Saturday, August 10, 2013

Sunlight and Shadow

Sunlight and Shadow
by: Cameron Dokey
Sunlight and Shadow: A Retelling of "The Magic Flute" (Once Upon a Time)
Thus begins the tale of Mina, a girl-child born on the longest night of the darkest month of the year. When her father looked at her, all he saw was what he feared: By birth, by name, by nature, she belonged to the Dark. So when Mina turned sixteen, her father took her away from shadow and brought her into sunlight. In retaliation, her mother lured a handsome prince into a deadly agreement: If he frees Mina, he can claim her as his bride. Now Mina and her prince must endure deadly trials -- of love and fate and family -- before they can truly live happily ever after.

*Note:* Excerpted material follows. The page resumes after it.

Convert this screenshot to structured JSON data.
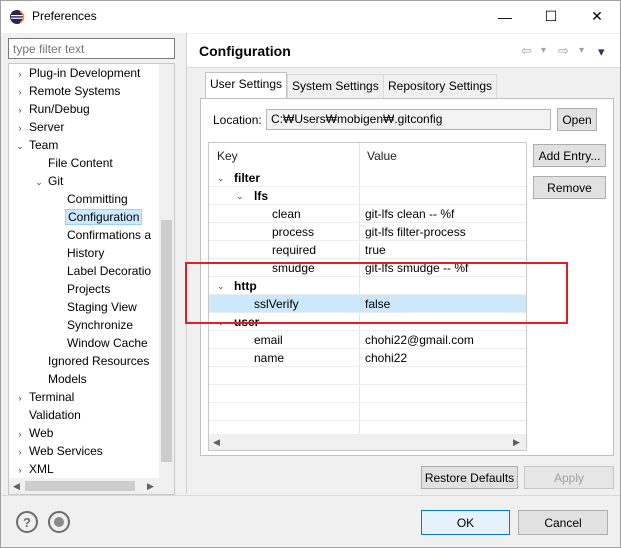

Some of my favorite fairy-tale retellings comes from this series, the Once Upon A Time series. Sunlight and Shadow wasn't actually based off of a fairy-tale but rather an opera. This one was really great, partially because I didn't know where it was going as I didn't already know the story. Cameron Dokey kept the style that she has had through all the other books in the series, which is fine by me as it is perfectly fairy-taley (is that a word? no? well, now it is).
 
This book made sure to follow the typical style of fairy-tales and yet still revert expectations. There was love-at-first-sight, but it was more like love-at-first-hear. And there were villain and heroes, but the heroes weren't always fearless and the villains weren't always evil. The "damsel in distress" was a true heroine who could save herself, but didn't begrudge a little help. That's the wonder of fairy-tale retellings. The feel of fairy-tales, but modernized. It gives the author plenty of room to change them to better reflect life now.
 
That's really all I have to say about this book. It was a pleasant read and a great way to spend a couple hours (as well as helpful in getting me over my reading hangover and mourning period I'm in since reading The Lumatere Chronicles).
 
Quotes:
 
"The trouble is, between attraction and understanding there can be a very great distance. Too great for any one individual, no matter how strong and powerful, to cross on her or his own. It is a distance which must be crossed by both, together. How long this takes is not important. What matters is that the journey commences in the first place, that the parties involved move steadily toward one another until, at long last, each is safe in the other's outstretched arms."
"...and he was unlucky in love. This is hardly an unusual circumstance. And, when it does occur, the disappointed party is generally considered to have to options. He can pull in his breath and expel it in a laugh, thereby ensuring that his heart will mend and his life will go on. Or he can pull in a breath and expel it in a sigh, a signal that his heart will remain broken for as long as it continues to function."
 
"For if she could make a wish, even if it was the opposite of anything I wished for, then she was not so very different from me, after all."
 
"How much easier my life would be if I did not love you! I thought. How much less painful, but how much plainer. How much less color would there be in the world."
 
"...it's precisely the same as falling in love. For, to do this, your whole being must accept something new, a thing that starts out as foreign, but ends up so much a part of you that your imagination, which is pretty good, fails utterly when trying to imagine life without it."
 
"I imagine that great explorers have this same look, upon finally sighting the new land for which they've spent their whole lives searching. A look of discovery and recognition, all at once.
 
"Without fear? the lord asked softly.
"Of course not," I replied."But fear is no fit means to measure anyone, for fools have no fear, or so I've heard it said."